Les services régionaux n’ont pas été dédoublés comme dans d’autres régions, mais au contraire concentrés dans un seul endroit : en gros la culture, l’éducation et la politique à Caen, l’économie à Rouen, et le portuaire au Havre. Ce qui a impliqué une gigantesque réorganisation, puisque personne n’a voulu bouger. « Moins de 40 personnes sur un total de 1 300 agents des sites administratifs ont accepté de déménager. Plus de la moitié de l’effectif a dû changer de poste du fait de l’évolution de l’organisation », explique Frédéric Ollivier, directeur général des services à la région et principal ordonnateur du chamboule-tout.

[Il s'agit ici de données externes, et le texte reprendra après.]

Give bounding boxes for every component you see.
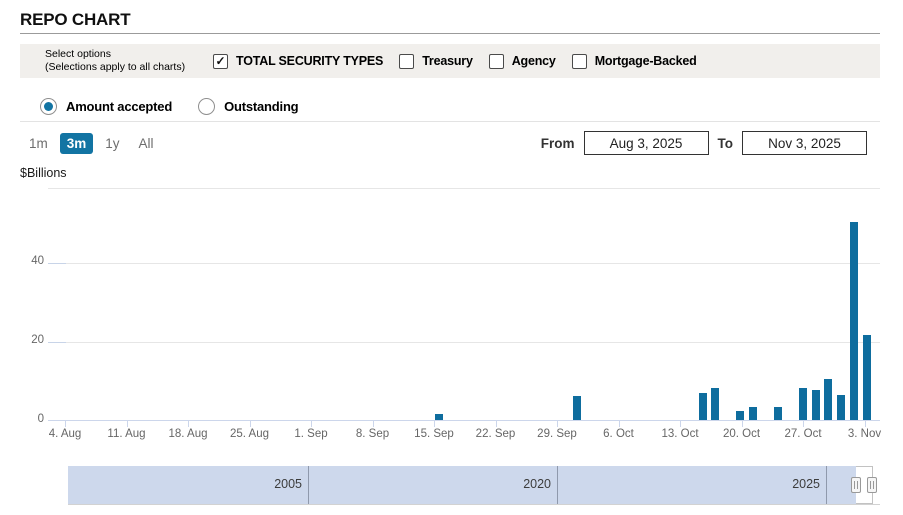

Beaucoup se sont aussi résignés à de laborieux déplacements domicile-travail, en… train, le vrai sujet de mécontentement des Normands. « La réunification a permis un effort de sauvetage du ferroviaire qu’il s’agisse du matériel ou de l’infrastructure, plaide Frédéric Ollivier. Ces dernières semaines, il y a une amélioration forte de la régularité et de la ponctualité. » Trente-quatre trains tout neufs ont été mis en service ces dernières semaines sur les 67 commandés à l’entreprise canadienne Bombardier, mais la question des retards est loin d’être résolue. « Le train est le symbole du statut particulier de notre région qui vit dans l’interdépendance avec l’Île-de-France,les retards venant surtout des embouteillages à Saint-Lazare, reprend le géographe Arnaud Brennetot. L’avenir de la Normandie est donc aussi entre les mains du… président de la SNCF. »
(1) Sondage Ifop-Le Point, juillet 2017.
Commentaire de Florestan:
L'article nous parle des deux grands défis à relever lors de la prochaine mandature normande pour redonner un avenir à notre région qui a un potentiel d'intérêt national et international pour la France. Ces deux grands défis symbolisent à eux seuls le PASSIF de la division normande de 1956 à 2015:
1) Surmonter le retard socio-scolaire normand et le retard éducatif normand au niveau supérieur: cela suppose une attractivité urbaine et métropolitaine que la Normandie n'a toujours pas assez car les grands élus concernés à Caen, Rouen et Le Havre refusent de se faire vacciner contre le localisme.
2) Rattrapper le retard ferroviaire normand en raison de trente années de sous-investissement de la part de la Sncf et aussi parce que la géographie normande n'est pas adaptée au modèle ferroviaire dominant en France, à savoir le tout LGV/TGV: il y a une originalité du cas normand qui n'a pas été correctement défendu et promu par des élus normands médiocres et localistes en raison de la division régionale.
Ces deux points noirs ont été clairement identifiés par Hervé Morin, le président normand sortant pour construire un projet d'approfondissement et de consolidation de l'unité normande après 2021.